Los antídotos al intento de López Obrador de usar movidas truculentas para garantizarse la mayoría en el Congreso, y llevar a sus validos a los gobiernos locales en disputa, serán la crisis económica y los efectos de la austeridad presupuestal: si bien los beneficiarios de los programas sociales pueden mantenerse leales, la cobertura de estos no es universal y millones de mexicanos están sufriendo los efectos económicos del desastroso manejo de la pandemia. En medio de una crisis brutal y sin gasto público que no sea para las mega obras y los programas sociales, puede perder el Presidente el monopolio de la representación del rencor en manos de nuevos demagogos o provocar una abrumadora abstención.

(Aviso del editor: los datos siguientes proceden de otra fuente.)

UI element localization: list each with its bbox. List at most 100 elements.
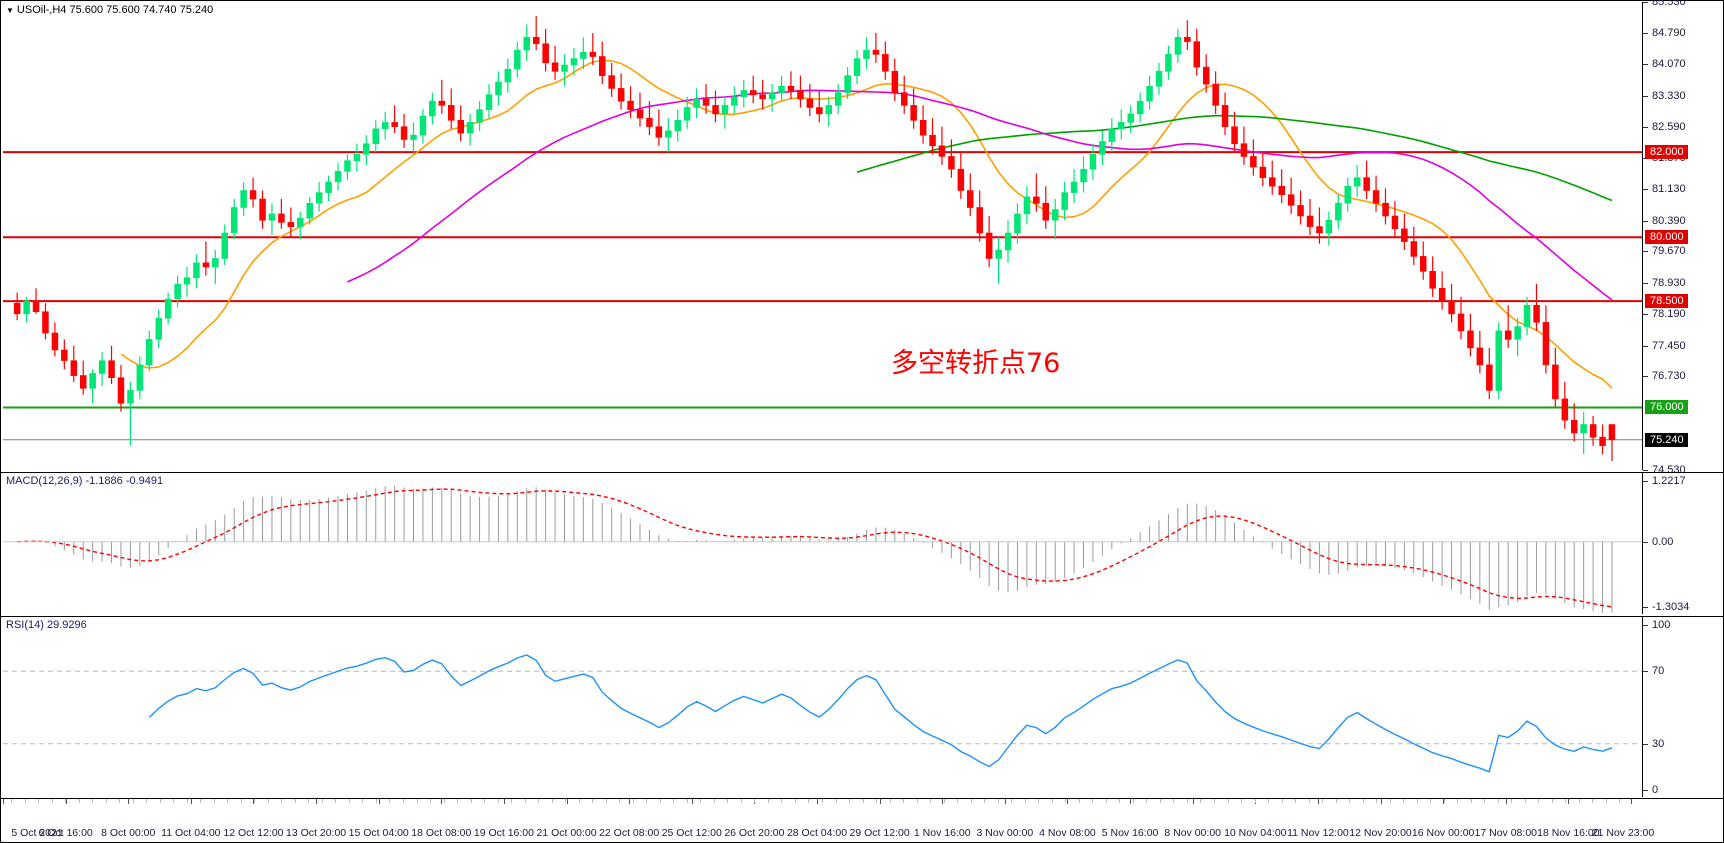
time-minor-tick xyxy=(700,799,702,803)
time-minor-tick xyxy=(105,799,107,803)
resistance-785-label[interactable]: 78.500 xyxy=(1645,294,1688,309)
time-minor-tick xyxy=(1308,799,1310,803)
time-minor-tick xyxy=(916,799,918,803)
time-minor-tick xyxy=(132,799,134,803)
price-tick: 83.330 xyxy=(1643,90,1686,102)
time-tick-label: 22 Oct 08:00 xyxy=(599,827,660,839)
macd-tick: 0.00 xyxy=(1643,536,1673,548)
time-minor-tick xyxy=(51,799,53,803)
time-minor-tick xyxy=(997,799,999,803)
time-tick-label: 15 Oct 04:00 xyxy=(348,827,409,839)
time-tick-mark xyxy=(1130,799,1132,804)
time-minor-tick xyxy=(1173,799,1175,803)
price-tick: 84.070 xyxy=(1643,58,1686,70)
time-minor-tick xyxy=(673,799,675,803)
time-minor-tick xyxy=(1065,799,1067,803)
time-minor-tick xyxy=(1281,799,1283,803)
rsi-tick: 0 xyxy=(1643,784,1658,796)
time-minor-tick xyxy=(754,799,756,803)
time-minor-tick xyxy=(957,799,959,803)
rsi-scale-divider xyxy=(1642,617,1643,797)
price-pane[interactable]: 85.53084.79084.07083.33082.59081.87081.1… xyxy=(1,0,1723,476)
time-tick-mark xyxy=(629,799,631,804)
time-minor-tick xyxy=(213,799,215,803)
macd-pane[interactable]: 1.2217 0.00 -1.3034 MACD(12,26,9) -1.1886 … xyxy=(1,472,1723,614)
time-minor-tick xyxy=(497,799,499,803)
time-tick-mark xyxy=(817,799,818,804)
time-minor-tick xyxy=(1524,799,1526,803)
time-minor-tick xyxy=(443,799,445,803)
rsi-pane[interactable]: 100 70 30 0 RSI(14) 29.9296 xyxy=(1,616,1723,797)
macd-scale[interactable]: 1.2217 0.00 -1.3034 xyxy=(1643,473,1723,614)
time-minor-tick xyxy=(1403,799,1405,803)
price-scale[interactable]: 85.53084.79084.07083.33082.59081.87081.1… xyxy=(1643,0,1723,476)
time-tick-mark xyxy=(1568,799,1570,804)
rsi-tick: 100 xyxy=(1643,619,1670,631)
time-minor-tick xyxy=(1011,799,1013,803)
time-tick-label: 12 Nov 20:00 xyxy=(1349,827,1412,839)
price-plot-area[interactable] xyxy=(3,2,1643,470)
price-tick: 76.730 xyxy=(1643,370,1686,382)
time-tick-mark xyxy=(1505,799,1507,804)
price-tick: 80.390 xyxy=(1643,215,1686,227)
time-axis[interactable]: 5 Oct 2021 6 Oct 16:00 8 Oct 00:00 11 Oct 0… xyxy=(1,798,1723,843)
time-minor-tick xyxy=(605,799,607,803)
time-tick-mark xyxy=(1443,799,1445,804)
time-tick-mark xyxy=(1067,799,1069,804)
rsi-tick: 30 xyxy=(1643,738,1664,750)
time-minor-tick xyxy=(686,799,688,803)
time-minor-tick xyxy=(1484,799,1486,803)
price-tick: 78.190 xyxy=(1643,308,1686,320)
time-tick-mark xyxy=(503,799,505,804)
macd-tick: 1.2217 xyxy=(1643,475,1686,487)
time-minor-tick xyxy=(1295,799,1297,803)
current-price-label[interactable]: 75.240 xyxy=(1645,432,1688,447)
support-76-label[interactable]: 76.000 xyxy=(1645,400,1688,415)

El escenario es lúgubre. Los partidos opositores, desprestigiados e inmóviles, solo atinan a tratar de revivir el caduco frente que fue incapaz de construir una opción atractiva en 2018. Solo Movimiento Ciudadano parece estar dispuesto a construir una gran alianza por la democracia y los derechos con las organizaciones de la sociedad civil con causas progresistas, pero también acarrea lastres y tiene esqueletos en el armario. Con todo, es el resquicio que se abre para canalizar un programa capaz de disputar el lugar justiciero que el demagogo ha expropiado y para plantar los cimientos de un auténtico programa de izquierda, que ponga en el centro la justicia social sin azuzar el encono que 500 años de historia de abusos y privilegios han generado en la mitad desfavorecida de la sociedad mexicana contra la otra mitad, del que medra López Obrador.